Глава 15
Киллиан
— Посмотрите, как они ведут себя, словно скот, — бормочу я себе под нос, пока мы впятером стоим на месте, наблюдая за разбегающейся в хаосе добычей.
В воздухе пахнет жадностью, страхом и потенциальным преступлением. Любимые ароматы моих демонов.
Вся концепция клуба для меня ни хрена не значит. Такие случаи — единственная причина, по которой я вообще участвую.
— Ебаное слюноотделение — вот слово, которое ты ищешь, Килл. Я собираюсь сломать несколько костей и протащить ублюдков по земле. Если кто-то посмеет остановить меня, его постигнет та же участь. — Николай сжимает и разжимает кулак, не в силах скрыть свое возбуждение от охоты.
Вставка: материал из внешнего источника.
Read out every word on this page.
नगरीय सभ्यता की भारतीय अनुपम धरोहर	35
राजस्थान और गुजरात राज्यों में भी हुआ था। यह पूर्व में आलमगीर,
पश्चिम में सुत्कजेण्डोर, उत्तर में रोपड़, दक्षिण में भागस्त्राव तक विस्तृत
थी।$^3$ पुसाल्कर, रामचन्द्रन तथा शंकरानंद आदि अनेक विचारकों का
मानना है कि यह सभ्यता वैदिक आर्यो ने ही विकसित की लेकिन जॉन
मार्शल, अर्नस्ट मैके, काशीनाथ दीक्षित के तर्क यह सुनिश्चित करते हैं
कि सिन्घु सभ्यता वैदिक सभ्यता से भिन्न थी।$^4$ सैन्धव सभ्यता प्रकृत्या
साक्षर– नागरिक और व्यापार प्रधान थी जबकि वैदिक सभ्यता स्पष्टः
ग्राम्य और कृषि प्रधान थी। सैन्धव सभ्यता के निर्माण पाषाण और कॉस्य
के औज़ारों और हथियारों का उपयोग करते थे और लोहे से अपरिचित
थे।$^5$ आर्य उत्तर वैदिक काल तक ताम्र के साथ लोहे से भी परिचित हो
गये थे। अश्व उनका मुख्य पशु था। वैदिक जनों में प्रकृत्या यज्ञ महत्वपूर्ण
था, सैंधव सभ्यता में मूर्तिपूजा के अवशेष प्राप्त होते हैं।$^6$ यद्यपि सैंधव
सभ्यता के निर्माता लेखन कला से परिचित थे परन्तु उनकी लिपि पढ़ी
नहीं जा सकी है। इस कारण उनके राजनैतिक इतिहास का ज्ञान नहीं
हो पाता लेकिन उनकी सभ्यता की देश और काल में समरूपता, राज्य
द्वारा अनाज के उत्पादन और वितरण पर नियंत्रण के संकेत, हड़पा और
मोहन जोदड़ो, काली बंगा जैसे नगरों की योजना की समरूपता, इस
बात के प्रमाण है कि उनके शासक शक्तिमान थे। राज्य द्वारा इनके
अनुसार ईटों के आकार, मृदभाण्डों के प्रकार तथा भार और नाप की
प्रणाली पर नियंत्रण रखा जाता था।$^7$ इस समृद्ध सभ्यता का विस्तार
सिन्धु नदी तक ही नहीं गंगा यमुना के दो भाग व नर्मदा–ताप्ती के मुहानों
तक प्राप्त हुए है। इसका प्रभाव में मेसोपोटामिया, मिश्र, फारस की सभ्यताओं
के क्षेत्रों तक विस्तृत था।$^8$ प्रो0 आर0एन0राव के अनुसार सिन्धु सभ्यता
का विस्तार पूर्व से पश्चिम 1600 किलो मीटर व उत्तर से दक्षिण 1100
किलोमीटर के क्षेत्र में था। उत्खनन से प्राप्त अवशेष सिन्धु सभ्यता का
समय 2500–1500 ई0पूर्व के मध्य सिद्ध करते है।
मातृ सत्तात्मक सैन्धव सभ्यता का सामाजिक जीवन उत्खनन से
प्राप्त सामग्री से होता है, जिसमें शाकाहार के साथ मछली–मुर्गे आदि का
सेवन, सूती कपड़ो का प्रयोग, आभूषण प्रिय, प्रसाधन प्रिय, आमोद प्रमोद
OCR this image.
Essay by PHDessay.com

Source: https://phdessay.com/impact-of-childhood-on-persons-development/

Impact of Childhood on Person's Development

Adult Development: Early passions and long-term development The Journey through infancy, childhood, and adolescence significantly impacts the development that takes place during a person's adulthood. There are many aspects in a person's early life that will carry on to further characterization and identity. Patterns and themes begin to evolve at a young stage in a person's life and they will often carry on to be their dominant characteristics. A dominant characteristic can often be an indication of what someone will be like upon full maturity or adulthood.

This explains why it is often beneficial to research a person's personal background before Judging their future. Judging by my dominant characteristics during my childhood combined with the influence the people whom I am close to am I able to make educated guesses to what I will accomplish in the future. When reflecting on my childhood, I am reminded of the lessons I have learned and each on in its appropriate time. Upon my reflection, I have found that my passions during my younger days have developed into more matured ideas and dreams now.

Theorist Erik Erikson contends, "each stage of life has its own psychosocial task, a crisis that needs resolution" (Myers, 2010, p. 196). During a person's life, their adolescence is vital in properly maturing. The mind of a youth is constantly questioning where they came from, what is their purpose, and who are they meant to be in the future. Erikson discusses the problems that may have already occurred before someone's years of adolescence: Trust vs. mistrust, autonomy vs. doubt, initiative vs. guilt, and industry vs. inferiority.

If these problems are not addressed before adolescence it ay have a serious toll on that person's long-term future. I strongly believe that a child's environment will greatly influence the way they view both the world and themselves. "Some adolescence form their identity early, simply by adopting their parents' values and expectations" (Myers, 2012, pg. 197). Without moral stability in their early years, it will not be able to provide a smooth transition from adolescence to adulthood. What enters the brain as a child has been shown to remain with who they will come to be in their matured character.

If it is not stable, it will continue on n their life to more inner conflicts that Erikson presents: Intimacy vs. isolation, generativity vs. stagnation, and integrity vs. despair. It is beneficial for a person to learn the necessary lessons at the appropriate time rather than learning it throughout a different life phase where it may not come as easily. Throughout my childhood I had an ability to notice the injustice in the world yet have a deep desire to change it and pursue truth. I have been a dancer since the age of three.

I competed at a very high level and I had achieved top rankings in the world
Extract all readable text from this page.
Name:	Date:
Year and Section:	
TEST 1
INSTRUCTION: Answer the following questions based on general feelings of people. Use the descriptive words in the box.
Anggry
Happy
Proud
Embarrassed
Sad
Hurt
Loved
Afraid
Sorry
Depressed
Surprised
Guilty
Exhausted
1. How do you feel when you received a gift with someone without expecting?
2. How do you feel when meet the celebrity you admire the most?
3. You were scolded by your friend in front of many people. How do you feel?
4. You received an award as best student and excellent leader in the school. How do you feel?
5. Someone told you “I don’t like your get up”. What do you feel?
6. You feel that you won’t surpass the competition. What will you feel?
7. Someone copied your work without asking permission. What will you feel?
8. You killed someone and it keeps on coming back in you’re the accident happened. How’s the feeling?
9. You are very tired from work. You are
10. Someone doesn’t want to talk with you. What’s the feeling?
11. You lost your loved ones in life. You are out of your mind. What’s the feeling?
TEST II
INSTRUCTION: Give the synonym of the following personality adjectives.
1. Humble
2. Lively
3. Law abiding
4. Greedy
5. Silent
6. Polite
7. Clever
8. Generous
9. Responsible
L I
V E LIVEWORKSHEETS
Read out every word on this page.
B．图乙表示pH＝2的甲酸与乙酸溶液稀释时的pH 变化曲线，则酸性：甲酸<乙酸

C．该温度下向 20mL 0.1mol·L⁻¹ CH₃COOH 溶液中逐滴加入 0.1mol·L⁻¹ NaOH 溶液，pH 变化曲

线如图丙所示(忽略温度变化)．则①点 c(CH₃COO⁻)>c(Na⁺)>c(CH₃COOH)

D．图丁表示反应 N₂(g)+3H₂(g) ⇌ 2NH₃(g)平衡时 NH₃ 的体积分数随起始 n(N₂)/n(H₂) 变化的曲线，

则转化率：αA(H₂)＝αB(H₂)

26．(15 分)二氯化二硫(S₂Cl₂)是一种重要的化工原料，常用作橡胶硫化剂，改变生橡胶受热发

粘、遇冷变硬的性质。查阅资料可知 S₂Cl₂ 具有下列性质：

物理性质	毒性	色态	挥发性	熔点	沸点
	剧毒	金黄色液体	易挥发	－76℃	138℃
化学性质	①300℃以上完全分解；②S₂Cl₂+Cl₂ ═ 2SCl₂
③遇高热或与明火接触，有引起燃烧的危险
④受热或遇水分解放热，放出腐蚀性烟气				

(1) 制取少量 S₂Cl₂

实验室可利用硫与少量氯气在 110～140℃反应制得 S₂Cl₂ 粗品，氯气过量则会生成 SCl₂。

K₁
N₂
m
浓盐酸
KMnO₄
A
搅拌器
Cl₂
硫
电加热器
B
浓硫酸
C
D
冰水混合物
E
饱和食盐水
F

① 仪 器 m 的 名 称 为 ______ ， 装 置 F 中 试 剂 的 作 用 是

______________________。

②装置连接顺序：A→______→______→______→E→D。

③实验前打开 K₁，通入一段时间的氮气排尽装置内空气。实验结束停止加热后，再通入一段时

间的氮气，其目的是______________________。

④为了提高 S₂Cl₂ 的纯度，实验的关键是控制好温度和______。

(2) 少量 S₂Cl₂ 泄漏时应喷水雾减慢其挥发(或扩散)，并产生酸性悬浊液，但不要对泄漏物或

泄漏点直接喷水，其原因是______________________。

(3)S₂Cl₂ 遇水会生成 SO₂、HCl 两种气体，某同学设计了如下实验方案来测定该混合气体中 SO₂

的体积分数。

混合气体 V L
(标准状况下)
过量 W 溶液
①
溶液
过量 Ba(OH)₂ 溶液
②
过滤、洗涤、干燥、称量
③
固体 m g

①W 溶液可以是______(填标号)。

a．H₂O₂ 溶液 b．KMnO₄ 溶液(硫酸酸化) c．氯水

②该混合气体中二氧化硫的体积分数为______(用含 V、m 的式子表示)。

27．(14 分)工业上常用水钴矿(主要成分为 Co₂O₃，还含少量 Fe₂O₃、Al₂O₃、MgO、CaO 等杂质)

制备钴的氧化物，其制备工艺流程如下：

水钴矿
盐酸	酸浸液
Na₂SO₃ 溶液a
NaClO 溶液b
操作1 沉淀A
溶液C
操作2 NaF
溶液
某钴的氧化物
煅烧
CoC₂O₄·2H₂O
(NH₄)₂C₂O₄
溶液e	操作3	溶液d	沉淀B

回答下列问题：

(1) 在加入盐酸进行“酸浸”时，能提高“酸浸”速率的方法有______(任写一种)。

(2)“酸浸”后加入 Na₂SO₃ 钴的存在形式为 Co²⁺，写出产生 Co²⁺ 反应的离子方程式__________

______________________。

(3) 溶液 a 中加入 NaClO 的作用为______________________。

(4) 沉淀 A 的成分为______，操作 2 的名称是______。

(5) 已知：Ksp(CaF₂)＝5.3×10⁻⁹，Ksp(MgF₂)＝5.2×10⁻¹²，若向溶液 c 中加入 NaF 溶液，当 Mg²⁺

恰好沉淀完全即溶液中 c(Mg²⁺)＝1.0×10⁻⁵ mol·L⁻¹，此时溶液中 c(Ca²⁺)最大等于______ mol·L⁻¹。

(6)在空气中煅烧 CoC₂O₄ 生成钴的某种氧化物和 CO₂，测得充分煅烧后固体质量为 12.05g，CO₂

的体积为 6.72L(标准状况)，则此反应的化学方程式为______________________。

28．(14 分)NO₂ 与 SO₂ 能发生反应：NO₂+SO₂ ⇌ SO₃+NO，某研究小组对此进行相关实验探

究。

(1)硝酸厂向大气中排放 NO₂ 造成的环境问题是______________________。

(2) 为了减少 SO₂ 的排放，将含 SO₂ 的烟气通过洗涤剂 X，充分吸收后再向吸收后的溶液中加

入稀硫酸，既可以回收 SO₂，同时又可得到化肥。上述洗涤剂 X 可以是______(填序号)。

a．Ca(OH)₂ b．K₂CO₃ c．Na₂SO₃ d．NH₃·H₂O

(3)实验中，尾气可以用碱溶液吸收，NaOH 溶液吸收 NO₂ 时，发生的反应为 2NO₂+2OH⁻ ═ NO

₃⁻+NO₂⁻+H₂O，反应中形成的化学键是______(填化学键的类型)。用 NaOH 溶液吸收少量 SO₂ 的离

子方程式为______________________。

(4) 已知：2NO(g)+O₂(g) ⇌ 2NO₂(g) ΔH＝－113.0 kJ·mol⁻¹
Когда мы впервые обсуждали это посвящение, я предложил эту игру. После того, как Джереми поставил вопрос на голосование, остальные — в том числе и мой скучный брат — единогласно согласились.
Учитывая лук и стрелы, пристегнутые к его спине, он, возможно, не так ненавидит насилие, как я думал раньше. Он просто предпочитает делать это в закрытых кругах.
Как когда-то давно мы ходили с папой на охоту.
— Это резина на стрелах, Газ? — Николай тычет в наконечники. — Это, наверное, будет не так больно. Выбери что-нибудь другое.
— Подойдет. — Мой брат осматривает Николая. — Где твое оружие?
Он бьет кулаком по воздуху.
— Я предпочитаю кулаки.
— Ты не сможешь победить кулаками. — Джереми размахивает клюшкой для гольфа, показывает на мою бейсбольную биту, а затем на цепь, которую держит Белая Маска. — Мы сможем охотиться больше, чем ты.
— Это ты так думаешь. — Он хватается за перила, прижимает маску к одной из камер и кричит на охрану, которая следит за каждым уголком участка. — Вам лучше вести правильный подсчет для каждого из нас, ублюдки, или я сниму кожу с ваших яиц.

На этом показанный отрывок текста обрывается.